Smile, God Loves YouReviewed by Randy Keehn, 2007-09-09
As a country priest myself, I was interested in "Diary of a Country
Priest" and I found much to like about the movie. However, I was
bothered by the title character's somber approach to his faith, his
parishioners and just about everything else. This was a man who
seemed to have accepted a "Calling" about the same way others
accepted being drafted during the Viet Nam War. I realize that it
fits the image of the stern, "nobody better be having any fun" sort
of minister that seemed to have been common-place 3-4 generations
ago. However, I had a hard time figuring whether the priest was
suffering from his stomach pain or his official duties.
There was a defining moment to this movie and I felt it was a
pretty powerful extended scene. The theology was relevant and
on-the-mark. The movie proceeded from that point in a sort of
self-destructing manner and the ending was intentially
anti-climatic (depending on your perspective of faith in
general).
There was a lot that interested me during the movie and I even used
some of it in the sermon the next day. The relationship of priest
to parishioner, the need for the priest to be there at the right
moments and nowhere to be seen at the wrong moments, the loneliness
of the job (for some),etc, were pretty well examined. I couldn't
help but be disappointed in how "Diary of a Country Priest"

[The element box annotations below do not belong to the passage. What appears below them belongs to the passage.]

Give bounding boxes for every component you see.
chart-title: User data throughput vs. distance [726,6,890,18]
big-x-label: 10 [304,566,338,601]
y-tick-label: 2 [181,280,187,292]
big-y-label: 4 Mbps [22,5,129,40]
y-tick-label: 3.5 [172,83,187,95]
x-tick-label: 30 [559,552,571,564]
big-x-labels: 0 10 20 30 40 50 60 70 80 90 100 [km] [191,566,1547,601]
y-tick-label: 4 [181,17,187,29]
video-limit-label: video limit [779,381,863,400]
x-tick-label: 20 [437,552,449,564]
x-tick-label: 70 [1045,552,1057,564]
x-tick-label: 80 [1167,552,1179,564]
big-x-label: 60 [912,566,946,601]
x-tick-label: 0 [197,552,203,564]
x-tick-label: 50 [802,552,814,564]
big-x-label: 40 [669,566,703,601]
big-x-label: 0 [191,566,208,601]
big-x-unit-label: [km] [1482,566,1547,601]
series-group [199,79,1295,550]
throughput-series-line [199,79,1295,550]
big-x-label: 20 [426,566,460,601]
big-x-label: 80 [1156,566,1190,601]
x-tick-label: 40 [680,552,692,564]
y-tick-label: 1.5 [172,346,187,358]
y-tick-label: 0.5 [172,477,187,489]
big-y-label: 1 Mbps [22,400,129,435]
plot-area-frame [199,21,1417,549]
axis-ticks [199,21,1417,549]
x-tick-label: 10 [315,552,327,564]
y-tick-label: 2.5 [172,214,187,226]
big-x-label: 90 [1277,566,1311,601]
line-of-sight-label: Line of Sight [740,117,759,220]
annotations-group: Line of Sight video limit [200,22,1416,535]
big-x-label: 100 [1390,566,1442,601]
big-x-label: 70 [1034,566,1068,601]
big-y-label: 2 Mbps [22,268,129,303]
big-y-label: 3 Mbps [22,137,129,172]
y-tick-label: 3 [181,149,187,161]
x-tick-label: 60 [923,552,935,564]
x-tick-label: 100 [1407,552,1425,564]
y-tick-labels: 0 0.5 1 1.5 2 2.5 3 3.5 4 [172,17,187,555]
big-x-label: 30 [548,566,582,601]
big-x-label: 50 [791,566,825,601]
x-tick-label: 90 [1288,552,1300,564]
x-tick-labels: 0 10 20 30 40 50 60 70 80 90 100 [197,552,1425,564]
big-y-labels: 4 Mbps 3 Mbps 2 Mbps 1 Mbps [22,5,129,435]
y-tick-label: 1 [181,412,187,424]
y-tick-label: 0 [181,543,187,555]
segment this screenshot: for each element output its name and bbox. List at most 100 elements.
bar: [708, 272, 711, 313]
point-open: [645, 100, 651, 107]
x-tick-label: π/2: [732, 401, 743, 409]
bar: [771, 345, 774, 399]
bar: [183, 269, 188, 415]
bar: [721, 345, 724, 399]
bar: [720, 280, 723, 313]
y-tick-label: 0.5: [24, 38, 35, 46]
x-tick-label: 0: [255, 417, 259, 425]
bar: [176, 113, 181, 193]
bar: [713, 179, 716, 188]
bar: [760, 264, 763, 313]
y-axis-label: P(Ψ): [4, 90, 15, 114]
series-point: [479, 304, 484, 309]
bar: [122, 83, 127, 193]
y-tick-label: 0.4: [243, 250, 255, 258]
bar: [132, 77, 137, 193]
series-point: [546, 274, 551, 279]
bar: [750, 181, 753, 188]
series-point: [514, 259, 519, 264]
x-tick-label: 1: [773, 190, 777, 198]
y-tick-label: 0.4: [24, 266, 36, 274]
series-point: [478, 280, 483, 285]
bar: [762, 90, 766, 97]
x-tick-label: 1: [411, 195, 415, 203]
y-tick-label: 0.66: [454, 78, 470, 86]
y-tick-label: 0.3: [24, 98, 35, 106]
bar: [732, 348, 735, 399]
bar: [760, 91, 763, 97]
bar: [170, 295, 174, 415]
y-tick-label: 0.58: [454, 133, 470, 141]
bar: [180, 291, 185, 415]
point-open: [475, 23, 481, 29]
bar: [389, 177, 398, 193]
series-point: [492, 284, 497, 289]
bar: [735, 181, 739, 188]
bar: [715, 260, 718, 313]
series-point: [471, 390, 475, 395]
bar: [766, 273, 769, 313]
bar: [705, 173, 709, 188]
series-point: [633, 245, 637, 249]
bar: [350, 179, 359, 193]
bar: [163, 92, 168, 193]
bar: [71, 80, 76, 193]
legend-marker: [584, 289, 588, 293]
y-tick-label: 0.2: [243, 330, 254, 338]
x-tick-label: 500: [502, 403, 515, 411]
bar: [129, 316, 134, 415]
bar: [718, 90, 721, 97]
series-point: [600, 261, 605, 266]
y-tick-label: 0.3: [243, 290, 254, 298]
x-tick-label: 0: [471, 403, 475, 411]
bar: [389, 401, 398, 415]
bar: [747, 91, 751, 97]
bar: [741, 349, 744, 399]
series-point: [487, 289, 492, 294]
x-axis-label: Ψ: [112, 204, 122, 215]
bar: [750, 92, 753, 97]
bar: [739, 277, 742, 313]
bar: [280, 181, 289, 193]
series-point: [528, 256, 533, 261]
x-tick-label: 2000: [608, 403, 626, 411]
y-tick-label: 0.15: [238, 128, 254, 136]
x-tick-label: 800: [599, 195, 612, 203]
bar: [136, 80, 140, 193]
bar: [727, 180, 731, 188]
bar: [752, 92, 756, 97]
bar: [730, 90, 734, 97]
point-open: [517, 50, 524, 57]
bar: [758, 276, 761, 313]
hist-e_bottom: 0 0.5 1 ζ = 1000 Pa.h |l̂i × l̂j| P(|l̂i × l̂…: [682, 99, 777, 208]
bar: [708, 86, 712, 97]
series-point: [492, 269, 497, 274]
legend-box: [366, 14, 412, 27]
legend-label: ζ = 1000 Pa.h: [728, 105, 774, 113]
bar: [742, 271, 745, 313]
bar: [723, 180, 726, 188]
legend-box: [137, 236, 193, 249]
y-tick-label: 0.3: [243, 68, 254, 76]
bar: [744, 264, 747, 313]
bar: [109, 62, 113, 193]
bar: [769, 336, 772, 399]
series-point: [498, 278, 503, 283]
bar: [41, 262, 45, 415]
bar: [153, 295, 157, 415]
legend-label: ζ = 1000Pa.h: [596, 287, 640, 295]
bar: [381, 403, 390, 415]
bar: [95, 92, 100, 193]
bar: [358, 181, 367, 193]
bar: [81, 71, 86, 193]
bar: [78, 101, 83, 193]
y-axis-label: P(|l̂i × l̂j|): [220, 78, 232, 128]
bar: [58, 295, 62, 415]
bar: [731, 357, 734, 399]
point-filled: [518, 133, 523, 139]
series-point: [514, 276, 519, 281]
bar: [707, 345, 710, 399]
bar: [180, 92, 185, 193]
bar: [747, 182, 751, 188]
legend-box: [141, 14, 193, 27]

portrayed the priest and his job in such a dismal way. When the
priest said, "God is love itself", I wondered at how he could be so
right yet seemingly uncomprehending of what he had just said. I'll
be watching it again for the many positive things this movie has to
offer; depite my complaint, it is a noteworthy film.
A Spiritual tragedy/triumphReviewed by Q, 2007-08-12
Bresson's B&W classic tragedy about a country priest and his unsympathetic parishioners. Although it is very dark, there are some incredibly powerful and uplifting moments. Bresson uses voice-over narration as a way of remaining faithful to the diary format of the original book. Anyone with any religious feelings at all will find this profounding moving.